I have a Shadin and agree that something like that helps a great deal. However I would say that without a physical check of tank content, or an accurate fuel gauge (and in the context of GA the latter should not be relied on even if you have it, particularly as the former is so easy to do) anything one does is pretty worthless.

When my plane was delivered, the Shadin was reading 25% out. After some messing about, over a few months and much calibration against the pump, I got it down to 2%. However they do fail; I am on my 3rd one now within 1 year; the current unit goes to sleep occassionally! They all have a bug which causes them to occassionally lose the FOB setting one puts in; the work-around appears to be to not switch it off too soon after setting the new FOB figure.

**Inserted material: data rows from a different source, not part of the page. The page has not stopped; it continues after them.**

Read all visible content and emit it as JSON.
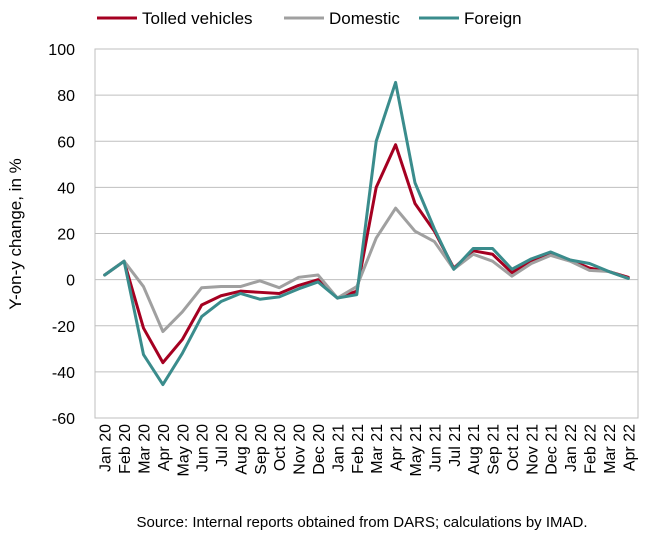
{
  "chart_data": {
    "type": "line",
    "title": "",
    "xlabel": "",
    "ylabel": "Y-on-y change, in %",
    "ylim": [
      -60,
      100
    ],
    "yticks": [
      -60,
      -40,
      -20,
      0,
      20,
      40,
      60,
      80,
      100
    ],
    "grid": true,
    "legend_position": "top",
    "categories": [
      "Jan 20",
      "Feb 20",
      "Mar 20",
      "Apr 20",
      "May 20",
      "Jun 20",
      "Jul 20",
      "Aug 20",
      "Sep 20",
      "Oct 20",
      "Nov 20",
      "Dec 20",
      "Jan 21",
      "Feb 21",
      "Mar 21",
      "Apr 21",
      "May 21",
      "Jun 21",
      "Jul 21",
      "Aug 21",
      "Sep 21",
      "Oct 21",
      "Nov 21",
      "Dec 21",
      "Jan 22",
      "Feb 22",
      "Mar 22",
      "Apr 22"
    ],
    "series": [
      {
        "name": "Tolled vehicles",
        "color": "#A50021",
        "values": [
          2,
          8,
          -21,
          -36,
          -26,
          -11,
          -7,
          -5,
          -5.5,
          -6,
          -2.5,
          0,
          -8,
          -5,
          40,
          58.5,
          33,
          21,
          5,
          12.5,
          11,
          3,
          8,
          11.5,
          8.5,
          5,
          3.5,
          1
        ]
      },
      {
        "name": "Domestic",
        "color": "#A0A0A0",
        "values": [
          2,
          8,
          -3,
          -22.5,
          -14,
          -3.5,
          -3,
          -3,
          -0.5,
          -3.5,
          1,
          2,
          -8,
          -3,
          18,
          31,
          21,
          16.5,
          4.5,
          11,
          8,
          1.5,
          7,
          10.5,
          8,
          4,
          3.5,
          0.5
        ]
      },
      {
        "name": "Foreign",
        "color": "#3A8C8C",
        "values": [
          2,
          8,
          -32.5,
          -45.5,
          -32,
          -16,
          -9.5,
          -6,
          -8.5,
          -7.5,
          -4,
          -1,
          -8,
          -6.5,
          60,
          85.5,
          42,
          22,
          4.5,
          13.5,
          13.5,
          4.5,
          9,
          12,
          8.5,
          7,
          3.5,
          0.5
        ]
      }
    ],
    "source": "Source: Internal reports obtained from DARS; calculations by IMAD."
  }
}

I find the Shadin's best feature being the accurate fuel flow RATE indication. Knowing one has say 86USG in the tank to start with, and with the Shadin showing 12GPH flow rate, there is no reason to run out. Especially as one knows what the flow rate is at a given power setting. I would NEVER entirely rely on a Shadin as a totaliser, i.e. to tell me how much is actually left in the tank.

In the context of this thread (a low hour pilot renting a self fly hire plane) I've got a feeling that neither did he know the flow rates at different power settings, nor did anyone else know, nor was there any way (due to lack of instrumentation) for him to find out. In that situation, a gross over-fill is the only way. All the debate about how much he should have put in, etc, seems to be the difference between him returning with a nearly empty tank, and him returning with a completely empty tank. Neither is very clever.

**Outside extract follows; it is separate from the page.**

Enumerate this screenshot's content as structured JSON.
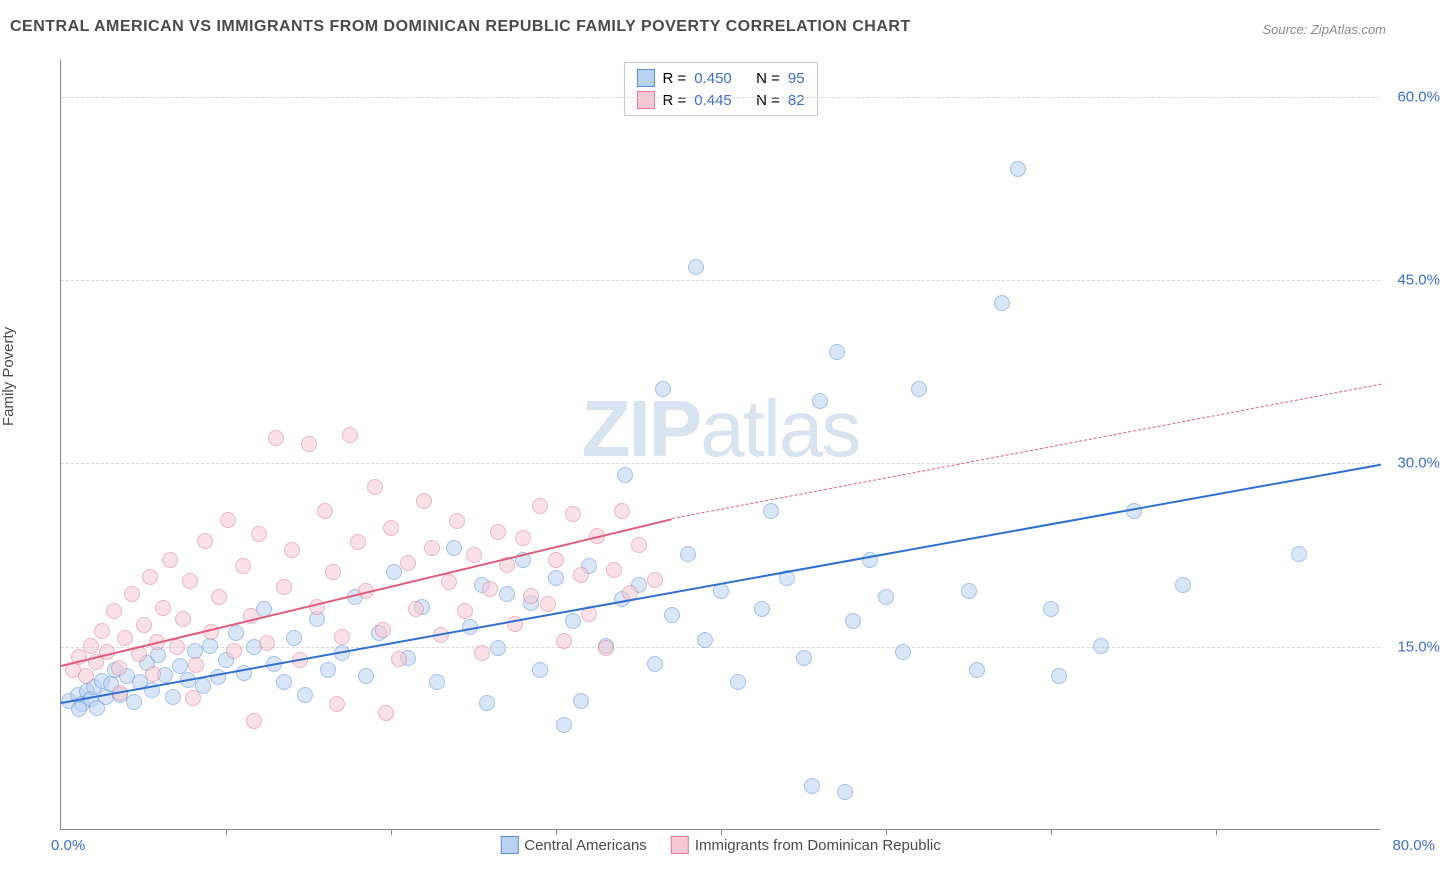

As regards other posts about solid state (capacitive) fuel gauges being expensive, they are no more expensive to make than the WW1 systems fitted to most planes presently operating. I think it is simply a matter of nobody being willing to process an STC for an item because few operators would buy it as a retrofit item. With a largely decrepit fleet, almost nobody will spend money on "non essential" items. The planes I used to fly often didn't even have working lights; the school would not spend the money unless one was doing a night rating in it.